Les “délégués parisiens” échappent aux arrestations, mais quatre d’entre eux seront cependant identifiés et sous le coup de mandats d’arrêt [3]

Dès le 21 février – voire avant -, la section de Montargis du Parti communiste français diffuse un tract titré : « À Montargis, la police de Pétain aux ordres des forces d’occupation arrête et torture les meilleurs Français » : « Des hommes ont été arrêtés et torturés, des jeunes gens et une jeune fille ont été battus parce qu’ils n’ont pas voulu renier le noble idéal qui les anime. Tous sont couverts d’ecchymoses dangereuses pour leur santé. Cousin Émile à la mâchoire fracassée et perdra peut-être un œil. La jeune fille de 16 ans a été elle-même frappée à coups de poing dans le dos. On se doute du traitement qu’on subit les autres. (…) Des tracts et des papillons que vous avez tous lus dénonçaient la malfaisance des gens du pouvoir, à la dévotion des trusts affameurs et de l’étranger. Ils préconisaient : L’action de masse par l’union des Français pour faire cesser l’arbitraire et les privations que nous subissons depuis des mois. Mais, en 1941 (au mois de février), il est subversif de parler français, de parler de liberté et de démontrer que l’on peut relever la France sans plonger les travailleurs, les petites gens, les commerçants et artisans dans la misère. Ceux qui ont le courage de leurs opinions sont traqués, arrêtés et torturés. C’est pour avoir dit ou pensé cela que Cousin Émile et son fils Charles, Rethore, Roy et un de ses copains, Josette Thirioux (16 ans), le vieux père Saint-Simon (65 ans) retraités de la police parisienne à Nogent-sur-Vernisson, deux travailleurs parisiens et deux jeunes gens d’Orléans ont été arrêtés, battus jusqu’au sang pour leur faire dire des noms et adresses qu’ils ignorent, ceci afin d’empêcher la diffusion de la presse et des mots d’ordre du grand Parti communiste français. La police de Pétain-Hitler a eu des auxiliaires auxquels on peut dire sans forfanterie que la Justice du Peuple sera impitoyable et qu’avant peu ils s’en apercevront. Ces mouchards sont : … » ; suivent cinq noms de personnes libérées à l’issue des interrogatoires. Afin que cette pièce soit ajoutée à la procédure, l’une d’elles remettra au procureur l’exemplaire de ce tract reçu par la Poste avec la mention « indicatrice de police » portée sur l’enveloppe.
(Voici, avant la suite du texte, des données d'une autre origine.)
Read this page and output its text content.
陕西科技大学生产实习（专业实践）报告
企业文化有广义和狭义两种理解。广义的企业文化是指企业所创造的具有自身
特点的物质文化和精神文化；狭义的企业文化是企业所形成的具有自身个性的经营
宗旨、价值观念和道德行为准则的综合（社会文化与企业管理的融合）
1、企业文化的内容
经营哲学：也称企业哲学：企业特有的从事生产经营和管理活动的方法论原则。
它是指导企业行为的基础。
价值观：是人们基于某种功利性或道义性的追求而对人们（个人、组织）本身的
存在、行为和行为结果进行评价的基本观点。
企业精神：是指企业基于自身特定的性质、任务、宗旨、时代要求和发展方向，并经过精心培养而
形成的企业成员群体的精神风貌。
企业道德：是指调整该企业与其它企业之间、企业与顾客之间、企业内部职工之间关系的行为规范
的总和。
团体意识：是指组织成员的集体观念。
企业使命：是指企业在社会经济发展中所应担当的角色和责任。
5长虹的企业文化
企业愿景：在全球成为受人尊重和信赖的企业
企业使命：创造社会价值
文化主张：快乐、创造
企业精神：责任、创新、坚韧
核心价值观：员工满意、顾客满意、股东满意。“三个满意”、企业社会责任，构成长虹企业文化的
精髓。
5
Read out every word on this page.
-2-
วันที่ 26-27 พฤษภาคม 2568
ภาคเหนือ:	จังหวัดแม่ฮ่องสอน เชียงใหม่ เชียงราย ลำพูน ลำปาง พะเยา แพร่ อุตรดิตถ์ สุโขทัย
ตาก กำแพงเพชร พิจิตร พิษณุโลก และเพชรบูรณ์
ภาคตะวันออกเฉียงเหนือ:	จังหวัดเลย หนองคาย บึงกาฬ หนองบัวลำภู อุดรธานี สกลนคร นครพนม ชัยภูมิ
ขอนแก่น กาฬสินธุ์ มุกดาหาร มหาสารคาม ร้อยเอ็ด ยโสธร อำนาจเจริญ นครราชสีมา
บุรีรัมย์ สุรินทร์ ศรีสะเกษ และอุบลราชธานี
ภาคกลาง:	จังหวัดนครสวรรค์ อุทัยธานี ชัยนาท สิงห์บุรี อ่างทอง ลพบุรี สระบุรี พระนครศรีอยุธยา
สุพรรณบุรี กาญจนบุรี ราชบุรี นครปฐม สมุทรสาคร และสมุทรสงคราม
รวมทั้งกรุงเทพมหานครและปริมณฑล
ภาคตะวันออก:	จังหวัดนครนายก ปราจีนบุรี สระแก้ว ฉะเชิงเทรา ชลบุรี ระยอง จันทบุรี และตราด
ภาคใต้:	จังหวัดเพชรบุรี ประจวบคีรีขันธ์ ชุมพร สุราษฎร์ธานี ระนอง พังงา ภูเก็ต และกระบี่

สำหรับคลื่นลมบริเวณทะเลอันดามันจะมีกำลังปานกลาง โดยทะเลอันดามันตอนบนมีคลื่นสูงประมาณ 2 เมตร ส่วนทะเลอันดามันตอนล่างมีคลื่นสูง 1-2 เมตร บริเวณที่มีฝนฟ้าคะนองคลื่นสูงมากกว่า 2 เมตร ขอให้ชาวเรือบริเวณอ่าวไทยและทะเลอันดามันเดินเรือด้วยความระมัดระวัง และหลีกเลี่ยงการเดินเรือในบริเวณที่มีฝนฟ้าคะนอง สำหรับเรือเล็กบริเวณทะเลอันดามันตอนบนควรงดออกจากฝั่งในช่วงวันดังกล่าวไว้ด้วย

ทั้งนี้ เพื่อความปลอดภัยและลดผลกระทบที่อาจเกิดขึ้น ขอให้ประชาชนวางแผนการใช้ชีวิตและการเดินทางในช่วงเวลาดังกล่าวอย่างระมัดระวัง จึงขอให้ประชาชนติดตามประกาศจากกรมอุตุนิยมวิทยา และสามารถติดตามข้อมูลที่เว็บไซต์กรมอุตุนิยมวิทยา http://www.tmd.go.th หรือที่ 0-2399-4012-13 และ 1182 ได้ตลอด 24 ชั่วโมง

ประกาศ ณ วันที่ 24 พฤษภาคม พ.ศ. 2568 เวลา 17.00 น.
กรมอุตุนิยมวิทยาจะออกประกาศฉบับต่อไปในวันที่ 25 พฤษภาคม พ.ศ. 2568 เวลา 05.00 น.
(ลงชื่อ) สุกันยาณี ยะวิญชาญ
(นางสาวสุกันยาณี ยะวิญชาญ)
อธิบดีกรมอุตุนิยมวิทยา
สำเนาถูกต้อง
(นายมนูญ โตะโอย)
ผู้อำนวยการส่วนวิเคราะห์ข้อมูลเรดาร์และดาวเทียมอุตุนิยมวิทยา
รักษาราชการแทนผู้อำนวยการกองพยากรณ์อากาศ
Le 24 février 1941, Émile C., ouvrier agricole de 47 ans domicilié à Orléans, signalé comme se livrant à une propagande communiste, est arrêté et conduit devant le commissaire de police du 2e arrondissement, Lucien Rossignol, pour interrogatoire. Alors même qu’il déclare « Je n’ai jamais renié mon parti communiste », il se montre trop bavard, décrivant le fonctionnement de la cellule clandestine n° 2 des Aydes, désignant lieux et camarades. Ainsi : « Fin novembre, j’ai reçu 5 exemplaires de L’Humanité clandestine qui ont été portés chez moi par un jeune homme de 18 ans environ, très grand, dont j’ignore le nom, qui les recevait chez son père (…) un peu plus loin que la Chapelle-Neuve, en descendant sur les Aydes, avant la rue des Écoles, faubourg Bannier (…) Il y a trois ou quatre semaines, vers la fin de janvier, le même gars m’a encore apporté 5 exemplaires de L’Humanité (…) Au début de février, le même jeune homme m’a encore apporté un paquet de papillons d’une vingtaine de centimètres de long sur dix de haut (…) Je ne me souviens pas du libellé de ces papillons et je ne sais pas du tout comment ils parviennent à Orléans. Humanité et papillons sont apportés chez moi par le jeune homme que je vous ai désigné ; je ne sais pas comment ils arrivent chez lui. » Sur interpellation (une question du policier) : « Je n’ai jamais vu de propagandiste parisien. Je sais qu’il y a un “Petitjean” du Parti qui habite plus loin que la Chapelle-Neuve des Aydes, mais je ne le connais pas. » Ces déclarations, susceptibles de permettre de nouvelles arrestations, relancent l’enquête de police à Orléans.

Le 9 mars, de nouveaux tracts communistes sont diffusés au sein de l’usine de pneumatiques Hutchinson de Chalette, près de Montargis.

Le 18 mars, Robert Ferchaud, le fils cadet, est de nouveau arrêté, le commissaire central de police d’Orléans ayant procédé à « une nouvelle étude des documents en [sa] possession ». Interrogé, le jeune homme admet qu’il assurait la liaison entre son frère et d’autres militants, transportait et distribuait des tracts. Ayant « fait des aveux », il est laissé en liberté provisoire, comme l’autre jeune appréhendé avec lui.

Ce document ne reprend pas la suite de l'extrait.